O sequestro do orçamento público
32 anos depois da CPI dos Anões do Orçamento, agora é o STF quem se levanta contra os indícios de atuação do crime organizado no orçamento público.

No centro do embate esteve a execução do orçamento da União para 2025, em particular a liberação do pagamento de R$ 4,2 bilhões em emendas parlamentares, indicações de verbas federais para os estados e municípios das bases eleitorais dos membros do parlamento brasileiro. Pelo STF, há meses, o Ministro Flávio Dino havia proibido tal liberação sem a identificação dos proponentes, dos programas a serem beneficiados, bem como das contas bancárias para as quais deveriam ser transferidos tais valores. Fora desses critérios de transparência e rastreamento haviam se destacado as emendas "Pix", por meio das quais senadores e deputados federais, padrinhos ocultos dessas indicações, conseguiam promover a transferência de rcursos diretamente aos prefeitos e governadores.

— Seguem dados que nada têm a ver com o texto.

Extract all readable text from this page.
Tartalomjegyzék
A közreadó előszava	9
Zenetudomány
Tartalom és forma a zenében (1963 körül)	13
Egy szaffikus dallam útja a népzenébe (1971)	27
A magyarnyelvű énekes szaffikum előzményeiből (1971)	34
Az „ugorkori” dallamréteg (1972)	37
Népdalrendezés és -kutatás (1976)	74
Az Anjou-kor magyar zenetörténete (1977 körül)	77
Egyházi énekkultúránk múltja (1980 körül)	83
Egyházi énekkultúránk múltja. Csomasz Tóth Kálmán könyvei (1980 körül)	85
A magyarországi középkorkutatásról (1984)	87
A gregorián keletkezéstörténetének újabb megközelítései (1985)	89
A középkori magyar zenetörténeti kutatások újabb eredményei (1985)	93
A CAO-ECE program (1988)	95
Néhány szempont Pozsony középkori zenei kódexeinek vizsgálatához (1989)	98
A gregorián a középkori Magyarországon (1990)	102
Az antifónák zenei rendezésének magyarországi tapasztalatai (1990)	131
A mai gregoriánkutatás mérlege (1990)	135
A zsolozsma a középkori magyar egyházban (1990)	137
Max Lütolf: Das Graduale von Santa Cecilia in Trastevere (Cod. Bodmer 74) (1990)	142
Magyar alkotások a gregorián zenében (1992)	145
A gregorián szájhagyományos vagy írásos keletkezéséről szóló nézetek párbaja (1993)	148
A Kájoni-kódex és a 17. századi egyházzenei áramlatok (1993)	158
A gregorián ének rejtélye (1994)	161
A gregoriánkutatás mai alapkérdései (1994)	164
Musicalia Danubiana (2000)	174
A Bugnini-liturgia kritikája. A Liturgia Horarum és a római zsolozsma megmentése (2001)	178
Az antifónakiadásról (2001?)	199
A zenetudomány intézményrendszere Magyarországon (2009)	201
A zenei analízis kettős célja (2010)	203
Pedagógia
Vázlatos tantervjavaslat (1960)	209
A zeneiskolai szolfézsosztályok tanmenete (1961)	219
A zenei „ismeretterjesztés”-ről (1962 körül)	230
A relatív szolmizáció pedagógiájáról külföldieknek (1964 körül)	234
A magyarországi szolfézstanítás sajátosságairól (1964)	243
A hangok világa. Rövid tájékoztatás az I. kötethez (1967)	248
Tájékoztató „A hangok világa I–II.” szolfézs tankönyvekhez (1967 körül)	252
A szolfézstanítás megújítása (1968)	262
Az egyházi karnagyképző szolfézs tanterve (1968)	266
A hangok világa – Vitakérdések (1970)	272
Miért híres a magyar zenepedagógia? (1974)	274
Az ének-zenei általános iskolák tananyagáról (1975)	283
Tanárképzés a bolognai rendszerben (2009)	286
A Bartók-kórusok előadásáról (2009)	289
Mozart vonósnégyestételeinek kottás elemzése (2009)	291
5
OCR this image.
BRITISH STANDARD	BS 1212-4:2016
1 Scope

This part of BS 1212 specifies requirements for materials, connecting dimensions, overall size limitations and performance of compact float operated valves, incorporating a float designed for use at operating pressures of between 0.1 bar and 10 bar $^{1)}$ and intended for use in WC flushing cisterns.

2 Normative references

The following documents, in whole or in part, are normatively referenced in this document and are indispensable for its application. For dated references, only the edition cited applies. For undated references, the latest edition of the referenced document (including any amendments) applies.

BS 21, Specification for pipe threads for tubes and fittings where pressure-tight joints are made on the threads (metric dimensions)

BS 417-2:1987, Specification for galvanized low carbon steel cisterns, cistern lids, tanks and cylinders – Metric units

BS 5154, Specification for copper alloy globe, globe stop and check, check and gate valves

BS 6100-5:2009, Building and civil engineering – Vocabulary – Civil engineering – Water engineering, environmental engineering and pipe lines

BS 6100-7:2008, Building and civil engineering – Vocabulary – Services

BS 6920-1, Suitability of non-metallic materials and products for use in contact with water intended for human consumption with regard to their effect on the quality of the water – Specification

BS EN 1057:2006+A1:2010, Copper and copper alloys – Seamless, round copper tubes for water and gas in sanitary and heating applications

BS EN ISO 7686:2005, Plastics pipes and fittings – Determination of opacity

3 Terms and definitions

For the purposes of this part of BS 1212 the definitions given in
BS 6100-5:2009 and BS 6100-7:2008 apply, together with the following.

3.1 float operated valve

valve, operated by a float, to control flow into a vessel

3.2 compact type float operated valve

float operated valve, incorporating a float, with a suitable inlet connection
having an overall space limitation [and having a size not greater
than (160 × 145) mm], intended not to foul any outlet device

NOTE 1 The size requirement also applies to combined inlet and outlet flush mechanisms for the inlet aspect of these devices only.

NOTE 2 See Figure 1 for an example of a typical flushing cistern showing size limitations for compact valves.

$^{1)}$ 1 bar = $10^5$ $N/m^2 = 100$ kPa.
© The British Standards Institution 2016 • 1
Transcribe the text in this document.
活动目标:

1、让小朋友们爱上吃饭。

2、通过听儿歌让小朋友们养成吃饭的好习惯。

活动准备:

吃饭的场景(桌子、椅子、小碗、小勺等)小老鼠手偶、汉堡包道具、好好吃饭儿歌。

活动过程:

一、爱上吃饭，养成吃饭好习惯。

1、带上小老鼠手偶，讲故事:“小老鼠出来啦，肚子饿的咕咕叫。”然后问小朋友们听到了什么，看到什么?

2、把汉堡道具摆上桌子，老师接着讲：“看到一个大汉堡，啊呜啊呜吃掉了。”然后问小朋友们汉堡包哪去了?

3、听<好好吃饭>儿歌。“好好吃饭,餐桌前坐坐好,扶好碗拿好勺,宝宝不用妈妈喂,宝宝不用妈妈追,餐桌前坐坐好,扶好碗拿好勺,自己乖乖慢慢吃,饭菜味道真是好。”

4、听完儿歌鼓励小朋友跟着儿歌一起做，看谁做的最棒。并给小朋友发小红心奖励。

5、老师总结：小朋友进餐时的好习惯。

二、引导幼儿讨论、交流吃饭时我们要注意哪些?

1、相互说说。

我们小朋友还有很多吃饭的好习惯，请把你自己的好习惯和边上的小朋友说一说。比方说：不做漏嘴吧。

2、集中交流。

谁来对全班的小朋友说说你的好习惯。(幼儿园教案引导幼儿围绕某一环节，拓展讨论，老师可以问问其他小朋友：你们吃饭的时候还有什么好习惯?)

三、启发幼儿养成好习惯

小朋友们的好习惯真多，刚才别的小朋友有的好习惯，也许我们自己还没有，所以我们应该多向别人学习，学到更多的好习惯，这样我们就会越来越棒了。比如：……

As práticas contestadas pelo STF, reunidas inicialmente pelo Deputado Arthur Lira, presidente da Câmara, em torno do "orçamento secreto", assinadas ao final de 2024 por 16 líderes, inclusive o Líder do governo, José Guimarães (PT-CE), caracterizam uma estratégia de apropriação privada dos fundos públicos sem qualquer relação com planos, programas e metas voltadas ao desenvolvimento de políticas públicas essenciais ao bem-estar da maioria da sociedade, embora tais emendas fossem oficalmente destinadas, em muitos casos, à saúde e à educação. Essa prática já havia sido investigada pelo menos duas vezes. Em 1993, pela CPI dos Anões do Orçamento, e em 2006, pela CPI das Sanguessugas, da qual fui membro titular e sub-relator das fraudes em licitações.
Nas duas ocasiões o objeto das investigações fora a manipulação do orçamento público de forma irregular à serviço de parlamentares, gestores públicos, entidades fantasmas e empresários envolvidos em práticas de corrupção. Trinta e um anos depois da CPI dos Anões do Orçamento, agora é o STF quem se levanta contra os indícios de atuação do crime organizado na execução do orçamento público. Como das vezes anteriores, o governo federal se omitiu de garantir mecanismos transparentes para a execução orçamentária, quando deveria ter inserido na lei anual das diretrizes orçamentárias (LDO) as exigências ora requeridas pelo Ministro Flávio Dino para o pagamento das referidas emendas.
A situação, portanto, é gravíssima. Não basta o sequestro do orçamento público desde 2000 para financiar a acumulação improdutiva do capital, por meio do pagamento de juros e amortizações da dívida pública sem qualquer auditoria ou teto para tais gastos, turbinados pelas decisões do Banco Central sobre os juros. O que temos agora é a apropriação também privada do orçamento, com indícios de crime organizado (emendas sem identificação de autores, dinheiro jogado pela janela, transportado em jatinhos para Brasília, como destacou o Ministro Flávio Dino), via emendas parlamentares que subtraem da sociedade a possibilidade de ter nos impostos e contribuições sociais que paga ao Estado brasileiro os meios adequados e transparentes para garantir a promoção de políticas de bem-estar social, emprego, educação, a favor do SUS e do desenvolvimento econômico. Basta.
Paulo Rubem Santiago, professor da UFPE, doutor em Educação. ex-deputado federal (2003-2014).